Chronicles of Ennui

Tuesday, October 04, 2005

What a Shitty Theme

I walked into a fitting room at work today and saw one of the cushioned stools soaking wet and dripping. The liquid (presumably water) no less reminded me of a particular week from not so long ago. It was the week of shit. I've never seen more shit than I did that week.

It all began one night as I was awaiting closing time. I was just standing there, zoning out, as I always do when at work, when I suddenly hear my name being called from a distance. I follow the sound and find a frantic co-worker from the children's department. She says "Look, my dear" in her funny foreign tone... and so I look. A trail of fecal matter is strewn all about the path that leads from sleepwear to lingerie. Emma, as the lady is called, says to me "You don't think it was a giant animal do you, my dear?" I just laugh and tell her no, "Let's call security". So I call one of the security guys and say "Hey--there is poo in the kid's department." The conversation following this statement basically went as follows: "Poo??" "Yes--poo." "Huh?" "Poo. There is poo here. We have a poo situation." "What do you mean poo?" (Emma chimes in): "It's alligator poo, my dear." (laughter from yours truly): "Emma says it's alligator poo... She says there's an alligator loose." "What?
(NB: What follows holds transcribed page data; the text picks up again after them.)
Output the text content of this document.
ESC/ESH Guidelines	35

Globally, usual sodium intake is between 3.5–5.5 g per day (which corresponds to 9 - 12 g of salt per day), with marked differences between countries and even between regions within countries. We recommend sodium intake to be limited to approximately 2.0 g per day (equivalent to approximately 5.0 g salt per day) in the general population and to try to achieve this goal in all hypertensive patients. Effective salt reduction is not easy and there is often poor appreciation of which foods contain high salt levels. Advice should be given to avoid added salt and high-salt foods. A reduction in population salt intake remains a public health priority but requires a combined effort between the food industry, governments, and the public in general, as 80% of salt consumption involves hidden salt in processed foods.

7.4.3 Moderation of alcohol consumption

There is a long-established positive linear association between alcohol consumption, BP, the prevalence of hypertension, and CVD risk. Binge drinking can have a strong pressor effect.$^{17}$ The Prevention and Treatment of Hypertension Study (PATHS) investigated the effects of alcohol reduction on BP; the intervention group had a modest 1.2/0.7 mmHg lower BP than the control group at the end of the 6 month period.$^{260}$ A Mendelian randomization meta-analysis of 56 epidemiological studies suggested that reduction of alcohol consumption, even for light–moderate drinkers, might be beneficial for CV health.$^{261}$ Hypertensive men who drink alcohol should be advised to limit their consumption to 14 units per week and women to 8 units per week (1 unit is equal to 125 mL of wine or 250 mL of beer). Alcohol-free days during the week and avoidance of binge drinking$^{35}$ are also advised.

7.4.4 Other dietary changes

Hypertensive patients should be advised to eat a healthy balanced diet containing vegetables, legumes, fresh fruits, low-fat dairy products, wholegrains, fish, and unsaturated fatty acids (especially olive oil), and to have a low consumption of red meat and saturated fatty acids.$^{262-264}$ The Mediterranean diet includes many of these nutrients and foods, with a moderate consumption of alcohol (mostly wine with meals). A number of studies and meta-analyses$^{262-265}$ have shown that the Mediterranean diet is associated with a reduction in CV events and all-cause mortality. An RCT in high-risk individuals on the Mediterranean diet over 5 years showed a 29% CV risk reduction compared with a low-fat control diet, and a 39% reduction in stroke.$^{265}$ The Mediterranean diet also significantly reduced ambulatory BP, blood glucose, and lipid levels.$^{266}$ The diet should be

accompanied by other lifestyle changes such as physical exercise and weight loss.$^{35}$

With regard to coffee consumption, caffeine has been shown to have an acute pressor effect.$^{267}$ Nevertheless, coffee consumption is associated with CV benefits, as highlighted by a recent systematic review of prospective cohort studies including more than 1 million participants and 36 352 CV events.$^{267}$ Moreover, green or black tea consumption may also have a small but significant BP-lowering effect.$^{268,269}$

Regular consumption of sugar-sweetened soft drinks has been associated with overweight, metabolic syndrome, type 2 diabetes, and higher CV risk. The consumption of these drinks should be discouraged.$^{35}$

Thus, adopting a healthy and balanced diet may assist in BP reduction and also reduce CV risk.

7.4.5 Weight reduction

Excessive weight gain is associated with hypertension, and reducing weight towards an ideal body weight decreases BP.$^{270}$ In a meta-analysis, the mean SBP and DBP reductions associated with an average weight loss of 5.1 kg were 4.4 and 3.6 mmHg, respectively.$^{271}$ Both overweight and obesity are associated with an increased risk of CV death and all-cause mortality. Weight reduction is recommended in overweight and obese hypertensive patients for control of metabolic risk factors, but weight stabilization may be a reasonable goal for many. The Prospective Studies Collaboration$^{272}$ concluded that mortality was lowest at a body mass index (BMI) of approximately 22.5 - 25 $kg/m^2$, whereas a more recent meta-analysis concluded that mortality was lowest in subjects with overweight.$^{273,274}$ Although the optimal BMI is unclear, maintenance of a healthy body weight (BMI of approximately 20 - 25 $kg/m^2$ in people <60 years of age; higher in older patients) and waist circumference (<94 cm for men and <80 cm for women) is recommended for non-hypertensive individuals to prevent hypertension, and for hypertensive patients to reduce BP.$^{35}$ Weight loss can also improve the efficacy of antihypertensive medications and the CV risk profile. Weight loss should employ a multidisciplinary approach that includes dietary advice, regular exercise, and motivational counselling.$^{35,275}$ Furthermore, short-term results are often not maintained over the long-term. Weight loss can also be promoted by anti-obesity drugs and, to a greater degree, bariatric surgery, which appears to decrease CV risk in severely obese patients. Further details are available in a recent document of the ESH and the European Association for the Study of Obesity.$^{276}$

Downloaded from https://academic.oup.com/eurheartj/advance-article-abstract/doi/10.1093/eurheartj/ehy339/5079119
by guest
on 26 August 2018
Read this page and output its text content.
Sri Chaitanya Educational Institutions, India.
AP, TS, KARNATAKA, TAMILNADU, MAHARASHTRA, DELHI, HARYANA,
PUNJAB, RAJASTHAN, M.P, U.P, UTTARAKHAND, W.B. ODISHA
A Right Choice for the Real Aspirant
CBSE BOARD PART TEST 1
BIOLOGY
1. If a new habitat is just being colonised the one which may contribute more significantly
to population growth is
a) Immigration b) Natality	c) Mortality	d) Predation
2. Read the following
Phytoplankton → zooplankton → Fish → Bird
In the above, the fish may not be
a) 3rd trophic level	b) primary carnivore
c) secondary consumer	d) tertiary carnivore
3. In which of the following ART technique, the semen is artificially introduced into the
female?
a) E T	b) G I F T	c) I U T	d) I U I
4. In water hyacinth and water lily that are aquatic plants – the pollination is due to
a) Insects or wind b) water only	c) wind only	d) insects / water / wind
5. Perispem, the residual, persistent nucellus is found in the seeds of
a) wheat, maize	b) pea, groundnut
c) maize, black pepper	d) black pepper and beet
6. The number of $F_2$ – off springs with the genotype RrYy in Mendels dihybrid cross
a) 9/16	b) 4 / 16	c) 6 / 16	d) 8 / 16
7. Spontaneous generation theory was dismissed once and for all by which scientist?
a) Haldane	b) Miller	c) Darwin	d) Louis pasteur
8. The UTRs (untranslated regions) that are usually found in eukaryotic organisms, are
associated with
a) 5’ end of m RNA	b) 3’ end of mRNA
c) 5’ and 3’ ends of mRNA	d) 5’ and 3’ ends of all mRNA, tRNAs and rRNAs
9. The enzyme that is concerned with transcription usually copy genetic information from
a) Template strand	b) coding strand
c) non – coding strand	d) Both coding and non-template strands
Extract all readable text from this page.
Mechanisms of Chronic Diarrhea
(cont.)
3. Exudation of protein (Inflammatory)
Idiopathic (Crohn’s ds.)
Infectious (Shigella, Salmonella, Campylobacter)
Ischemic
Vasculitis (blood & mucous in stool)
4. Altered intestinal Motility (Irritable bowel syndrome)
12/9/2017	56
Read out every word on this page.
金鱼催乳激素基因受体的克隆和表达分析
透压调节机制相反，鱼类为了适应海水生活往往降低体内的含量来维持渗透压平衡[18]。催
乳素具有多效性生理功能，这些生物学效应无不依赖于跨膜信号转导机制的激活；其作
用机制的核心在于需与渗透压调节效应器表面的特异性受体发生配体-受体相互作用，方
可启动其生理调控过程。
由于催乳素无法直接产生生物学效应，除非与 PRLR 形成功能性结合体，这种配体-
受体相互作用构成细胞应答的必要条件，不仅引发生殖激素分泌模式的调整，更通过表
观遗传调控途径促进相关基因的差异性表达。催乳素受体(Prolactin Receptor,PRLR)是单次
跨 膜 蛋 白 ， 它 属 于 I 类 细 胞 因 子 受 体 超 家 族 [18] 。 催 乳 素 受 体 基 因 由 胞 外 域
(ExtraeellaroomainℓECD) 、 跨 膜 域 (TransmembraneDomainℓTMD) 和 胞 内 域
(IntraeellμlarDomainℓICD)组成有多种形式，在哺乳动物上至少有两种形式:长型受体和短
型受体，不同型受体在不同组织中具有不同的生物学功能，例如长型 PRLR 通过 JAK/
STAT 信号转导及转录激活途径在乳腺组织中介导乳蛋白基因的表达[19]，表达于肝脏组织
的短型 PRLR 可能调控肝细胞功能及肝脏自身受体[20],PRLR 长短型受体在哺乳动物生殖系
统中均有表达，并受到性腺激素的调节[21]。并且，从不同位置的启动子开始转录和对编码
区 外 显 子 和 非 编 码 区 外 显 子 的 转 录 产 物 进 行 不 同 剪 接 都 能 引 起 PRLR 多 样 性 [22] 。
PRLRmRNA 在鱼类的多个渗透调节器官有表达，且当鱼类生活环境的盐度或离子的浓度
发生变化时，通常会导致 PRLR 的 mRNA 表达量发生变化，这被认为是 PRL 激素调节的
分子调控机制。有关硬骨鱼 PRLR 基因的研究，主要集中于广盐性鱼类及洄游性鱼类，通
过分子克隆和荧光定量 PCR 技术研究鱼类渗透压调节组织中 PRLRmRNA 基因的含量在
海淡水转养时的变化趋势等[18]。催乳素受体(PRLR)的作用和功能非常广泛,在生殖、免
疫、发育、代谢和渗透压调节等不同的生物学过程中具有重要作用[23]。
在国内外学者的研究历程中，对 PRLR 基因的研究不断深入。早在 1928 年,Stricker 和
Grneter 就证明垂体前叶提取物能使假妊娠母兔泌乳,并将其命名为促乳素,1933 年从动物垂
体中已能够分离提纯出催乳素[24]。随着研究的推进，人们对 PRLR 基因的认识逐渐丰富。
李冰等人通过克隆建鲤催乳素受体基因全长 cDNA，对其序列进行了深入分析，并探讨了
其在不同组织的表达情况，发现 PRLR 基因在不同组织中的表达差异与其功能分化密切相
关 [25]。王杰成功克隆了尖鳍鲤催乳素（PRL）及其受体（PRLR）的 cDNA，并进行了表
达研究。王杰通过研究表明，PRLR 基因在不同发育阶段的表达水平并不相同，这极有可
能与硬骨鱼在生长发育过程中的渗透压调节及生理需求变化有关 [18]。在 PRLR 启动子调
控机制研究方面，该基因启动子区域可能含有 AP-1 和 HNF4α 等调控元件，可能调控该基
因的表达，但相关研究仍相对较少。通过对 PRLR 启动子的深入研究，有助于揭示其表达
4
Alligator poo? What do you expect me to do about alligator poo?" "Emma's concerned there's an animal loose... She doesn't want to go back to her area." This basically continues for another 2 minutes... Then Peter (security guy) comes up and takes a gander. We all sort of stare... and I laugh... and Emma is finally convinced that there is in fact no gators pooing anywhere in the store... and that it's safe for her to return to her station.

This story should just confirm that theory of every Northerner... the theory that all Floridians harbor alligators underneath their beds... because I know someone is going to read that and take the alligator thing literally. Good luck to you, Mid-Westerner... Don't forget to receive your obligatory Mickey Mouse branding upon entering the state as well.

Second poo experience: My discovery of a dirty diaper in the fitting room.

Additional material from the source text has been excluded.